On 11/25/2009 09:54 PM, Matthias Clasen wrote:
> On Wed, 2009-11-25 at 13:35 -0800, Adam Williamson wrote:
>    
>> On Wed, 2009-11-25 at 16:20 -0500, Matthias Clasen wrote:
>>
>>      
>>> > From my perspective, the two main avenues to a new Fedora release are
>>> the live installer and preupgrade, and those two should get all the
>>> attention they can get.
>>>        
>> I'd say the main problem with preupgrade testing is that, given the
>> fairly limited resources QA has, it's rather hard for us to recreate the
>> infinite configurations people in the real world will try to run
>> preupgrade on. It's inherently a nightmare of complexity. We can
>> certainly try and do _better_ testing than we currently do, though.
>>      
> Sure you can't hope to test a full matrix, but that is just as much the
> case for anaconda... yet the anaconda test matrix looks a lot more
> complete than the upgrade one. Anyway, I don't want to make it sound
> like the upgrade situation is mainly a QA problem - it is
> first-and-foremost a maintainership problem; we must get out of the
> situation that one of the two main avenues to the next release is wwoods
> weekend project - of course, the other one being the unloved stepchild
> of the installer team is not exactly perfect either...
>
>    

FEI we are already improving preupgrade's QA process ( 
https://fedorahosted.org/fedora-qa/ticket/30  )

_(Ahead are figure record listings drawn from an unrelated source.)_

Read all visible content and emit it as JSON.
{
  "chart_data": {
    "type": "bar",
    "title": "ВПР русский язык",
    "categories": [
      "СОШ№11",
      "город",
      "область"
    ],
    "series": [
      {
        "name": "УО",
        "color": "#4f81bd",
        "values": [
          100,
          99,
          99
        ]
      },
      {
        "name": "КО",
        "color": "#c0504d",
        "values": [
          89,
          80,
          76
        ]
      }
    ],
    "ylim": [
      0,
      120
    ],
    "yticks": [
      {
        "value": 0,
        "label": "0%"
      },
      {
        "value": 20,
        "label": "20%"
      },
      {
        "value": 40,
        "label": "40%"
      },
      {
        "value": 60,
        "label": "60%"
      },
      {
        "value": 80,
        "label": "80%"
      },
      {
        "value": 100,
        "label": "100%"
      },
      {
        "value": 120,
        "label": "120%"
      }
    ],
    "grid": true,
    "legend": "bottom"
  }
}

Afaik we dont official support upgrading between releases hence i'm not 
sure how high on the priority list upgrading is with Will and Team 
Anaconda and now "to shock you all" even with us...

If we have started to official support upgrading between release then we 
have to make dam sure user customization/configuration do not get 
overwritten and or lost in the process which means for example for the 
Gnome desktop spin no more "gconftool-2 --type int --set" workarounds 
for users to get their "old" behavior back.

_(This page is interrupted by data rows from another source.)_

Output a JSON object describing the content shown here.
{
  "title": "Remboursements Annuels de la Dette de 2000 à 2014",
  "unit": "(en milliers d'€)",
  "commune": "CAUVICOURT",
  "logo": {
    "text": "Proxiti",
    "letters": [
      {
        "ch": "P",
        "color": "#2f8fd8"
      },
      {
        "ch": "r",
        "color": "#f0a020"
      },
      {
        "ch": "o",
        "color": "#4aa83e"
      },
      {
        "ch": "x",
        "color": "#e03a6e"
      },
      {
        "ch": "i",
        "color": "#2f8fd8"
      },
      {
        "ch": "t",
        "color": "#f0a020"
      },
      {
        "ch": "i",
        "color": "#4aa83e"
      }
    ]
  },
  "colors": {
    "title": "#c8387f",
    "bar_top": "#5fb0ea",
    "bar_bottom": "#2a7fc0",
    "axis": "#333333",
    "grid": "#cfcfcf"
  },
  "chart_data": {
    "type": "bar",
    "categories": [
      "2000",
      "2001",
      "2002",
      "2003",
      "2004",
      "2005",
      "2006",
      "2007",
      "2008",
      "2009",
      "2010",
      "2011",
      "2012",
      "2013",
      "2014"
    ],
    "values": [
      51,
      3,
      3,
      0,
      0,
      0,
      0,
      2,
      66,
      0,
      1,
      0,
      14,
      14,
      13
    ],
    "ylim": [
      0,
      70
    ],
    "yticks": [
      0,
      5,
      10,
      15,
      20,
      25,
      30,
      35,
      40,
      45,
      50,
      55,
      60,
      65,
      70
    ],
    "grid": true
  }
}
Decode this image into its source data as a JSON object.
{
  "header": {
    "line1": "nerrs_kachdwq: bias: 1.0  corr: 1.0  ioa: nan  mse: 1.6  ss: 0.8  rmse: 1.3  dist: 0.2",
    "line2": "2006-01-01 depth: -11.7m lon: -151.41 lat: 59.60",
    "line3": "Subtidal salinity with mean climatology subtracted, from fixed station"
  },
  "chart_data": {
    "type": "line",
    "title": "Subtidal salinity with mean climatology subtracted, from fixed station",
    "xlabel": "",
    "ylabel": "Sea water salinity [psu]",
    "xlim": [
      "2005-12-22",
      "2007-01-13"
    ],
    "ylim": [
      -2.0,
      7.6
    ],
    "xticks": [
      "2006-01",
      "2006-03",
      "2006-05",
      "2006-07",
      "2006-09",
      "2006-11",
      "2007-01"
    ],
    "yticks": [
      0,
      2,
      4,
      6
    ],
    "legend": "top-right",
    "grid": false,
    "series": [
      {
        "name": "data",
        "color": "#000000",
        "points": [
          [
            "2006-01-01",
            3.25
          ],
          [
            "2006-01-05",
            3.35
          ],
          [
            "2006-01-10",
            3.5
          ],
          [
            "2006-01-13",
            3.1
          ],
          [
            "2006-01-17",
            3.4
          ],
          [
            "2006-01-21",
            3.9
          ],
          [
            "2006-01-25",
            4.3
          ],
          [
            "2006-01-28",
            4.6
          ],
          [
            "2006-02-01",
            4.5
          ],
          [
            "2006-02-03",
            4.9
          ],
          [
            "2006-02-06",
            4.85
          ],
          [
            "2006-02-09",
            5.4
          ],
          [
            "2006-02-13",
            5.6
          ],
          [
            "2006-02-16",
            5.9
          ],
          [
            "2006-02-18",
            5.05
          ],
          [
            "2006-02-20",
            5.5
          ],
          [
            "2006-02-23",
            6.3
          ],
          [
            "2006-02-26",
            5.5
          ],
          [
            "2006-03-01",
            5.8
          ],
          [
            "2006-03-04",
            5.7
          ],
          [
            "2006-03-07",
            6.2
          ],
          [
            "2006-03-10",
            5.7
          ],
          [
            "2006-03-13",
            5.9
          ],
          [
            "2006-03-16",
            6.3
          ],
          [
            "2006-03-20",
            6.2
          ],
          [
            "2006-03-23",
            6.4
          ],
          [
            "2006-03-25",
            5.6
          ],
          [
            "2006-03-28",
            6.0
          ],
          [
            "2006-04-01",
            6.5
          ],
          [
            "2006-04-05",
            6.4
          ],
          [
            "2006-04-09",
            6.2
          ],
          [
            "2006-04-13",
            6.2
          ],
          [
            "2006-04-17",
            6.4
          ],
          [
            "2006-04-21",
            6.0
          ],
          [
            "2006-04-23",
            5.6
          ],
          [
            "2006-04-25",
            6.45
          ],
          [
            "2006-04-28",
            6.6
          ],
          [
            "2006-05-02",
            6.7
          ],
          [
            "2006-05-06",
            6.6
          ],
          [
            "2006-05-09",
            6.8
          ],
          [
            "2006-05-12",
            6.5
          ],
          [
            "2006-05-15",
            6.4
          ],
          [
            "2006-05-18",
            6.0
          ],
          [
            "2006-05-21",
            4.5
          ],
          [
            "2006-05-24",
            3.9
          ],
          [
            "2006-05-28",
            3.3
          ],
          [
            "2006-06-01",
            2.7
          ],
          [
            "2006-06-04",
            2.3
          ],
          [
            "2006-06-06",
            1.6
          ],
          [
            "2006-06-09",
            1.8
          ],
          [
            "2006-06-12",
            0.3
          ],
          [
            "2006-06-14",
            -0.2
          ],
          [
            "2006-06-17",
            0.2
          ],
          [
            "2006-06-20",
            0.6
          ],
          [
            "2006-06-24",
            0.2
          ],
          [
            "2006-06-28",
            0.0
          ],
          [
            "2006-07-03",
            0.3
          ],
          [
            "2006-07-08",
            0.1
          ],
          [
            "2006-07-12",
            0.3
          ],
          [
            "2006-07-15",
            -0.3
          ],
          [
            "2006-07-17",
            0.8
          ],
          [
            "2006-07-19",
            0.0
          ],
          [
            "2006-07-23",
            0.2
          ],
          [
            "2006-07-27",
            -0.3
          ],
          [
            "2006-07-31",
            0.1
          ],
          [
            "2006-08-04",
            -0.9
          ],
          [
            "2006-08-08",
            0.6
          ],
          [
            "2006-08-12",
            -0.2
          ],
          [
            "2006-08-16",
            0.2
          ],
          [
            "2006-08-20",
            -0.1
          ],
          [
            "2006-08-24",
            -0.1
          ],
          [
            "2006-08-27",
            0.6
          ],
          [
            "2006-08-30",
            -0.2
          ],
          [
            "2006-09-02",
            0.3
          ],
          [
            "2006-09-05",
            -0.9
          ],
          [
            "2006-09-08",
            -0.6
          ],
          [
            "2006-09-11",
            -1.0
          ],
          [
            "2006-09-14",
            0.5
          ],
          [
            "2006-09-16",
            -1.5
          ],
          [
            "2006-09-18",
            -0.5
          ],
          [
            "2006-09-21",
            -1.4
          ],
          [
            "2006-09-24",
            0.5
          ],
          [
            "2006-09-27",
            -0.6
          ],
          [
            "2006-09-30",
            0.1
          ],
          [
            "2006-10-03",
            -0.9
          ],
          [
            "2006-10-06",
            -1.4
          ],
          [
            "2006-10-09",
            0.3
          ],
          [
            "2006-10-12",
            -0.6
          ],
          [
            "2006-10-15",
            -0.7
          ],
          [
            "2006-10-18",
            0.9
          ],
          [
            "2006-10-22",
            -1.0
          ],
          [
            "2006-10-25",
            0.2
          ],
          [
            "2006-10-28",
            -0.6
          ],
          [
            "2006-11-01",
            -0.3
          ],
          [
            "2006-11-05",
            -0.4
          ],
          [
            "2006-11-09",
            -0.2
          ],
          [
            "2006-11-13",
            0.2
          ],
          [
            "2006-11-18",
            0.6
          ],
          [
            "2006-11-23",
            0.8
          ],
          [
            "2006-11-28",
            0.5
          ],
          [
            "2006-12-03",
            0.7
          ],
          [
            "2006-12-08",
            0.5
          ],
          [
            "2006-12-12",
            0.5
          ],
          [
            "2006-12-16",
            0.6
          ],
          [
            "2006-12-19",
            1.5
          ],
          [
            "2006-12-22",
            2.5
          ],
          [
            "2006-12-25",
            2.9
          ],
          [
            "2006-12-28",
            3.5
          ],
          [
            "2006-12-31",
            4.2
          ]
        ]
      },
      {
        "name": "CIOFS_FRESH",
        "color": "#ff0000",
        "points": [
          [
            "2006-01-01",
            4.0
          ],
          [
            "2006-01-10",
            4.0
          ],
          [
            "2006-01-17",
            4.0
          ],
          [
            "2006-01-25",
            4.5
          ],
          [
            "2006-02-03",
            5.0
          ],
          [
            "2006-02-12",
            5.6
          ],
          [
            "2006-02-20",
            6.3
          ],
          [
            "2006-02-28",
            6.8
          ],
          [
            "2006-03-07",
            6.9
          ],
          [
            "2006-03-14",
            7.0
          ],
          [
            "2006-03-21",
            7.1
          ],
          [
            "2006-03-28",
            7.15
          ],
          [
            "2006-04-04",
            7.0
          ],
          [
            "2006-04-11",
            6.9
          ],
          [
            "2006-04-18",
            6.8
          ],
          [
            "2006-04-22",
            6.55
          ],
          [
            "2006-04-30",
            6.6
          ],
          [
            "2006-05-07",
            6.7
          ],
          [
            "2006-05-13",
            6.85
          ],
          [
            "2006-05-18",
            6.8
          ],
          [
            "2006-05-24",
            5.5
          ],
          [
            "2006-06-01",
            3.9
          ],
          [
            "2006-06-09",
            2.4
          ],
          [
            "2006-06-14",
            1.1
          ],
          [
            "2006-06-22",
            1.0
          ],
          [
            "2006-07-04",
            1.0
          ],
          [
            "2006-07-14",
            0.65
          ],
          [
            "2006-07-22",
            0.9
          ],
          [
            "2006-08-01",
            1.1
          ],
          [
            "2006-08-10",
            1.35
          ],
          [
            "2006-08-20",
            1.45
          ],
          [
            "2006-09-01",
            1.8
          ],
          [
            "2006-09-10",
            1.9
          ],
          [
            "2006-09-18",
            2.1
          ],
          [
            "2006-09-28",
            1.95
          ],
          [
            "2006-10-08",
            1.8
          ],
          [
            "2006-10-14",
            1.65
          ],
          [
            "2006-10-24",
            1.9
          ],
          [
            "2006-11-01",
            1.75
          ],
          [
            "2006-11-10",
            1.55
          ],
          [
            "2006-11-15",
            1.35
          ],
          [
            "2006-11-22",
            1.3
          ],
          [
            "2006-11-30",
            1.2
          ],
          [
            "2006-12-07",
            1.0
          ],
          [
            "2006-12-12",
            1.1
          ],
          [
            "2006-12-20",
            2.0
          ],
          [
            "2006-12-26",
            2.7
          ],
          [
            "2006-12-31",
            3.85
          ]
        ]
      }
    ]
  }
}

How many backwards compatibility test cases have we receive from 
maintainers? ( afaik 0 )

How well have they informed us or the support team if a changes they 
have made breaks current behavior and or is backward incompatible heck 
hell do they even bother to inform us or the support team at all?

200 MiB boot partition used to be enough during preupgrades and I 
suspect the new initramfs might be the reason why it needs to be 
increased and I'm pretty sure Will and Team Anaconda gladly take any 
help they can get on improving preupgrading between releases.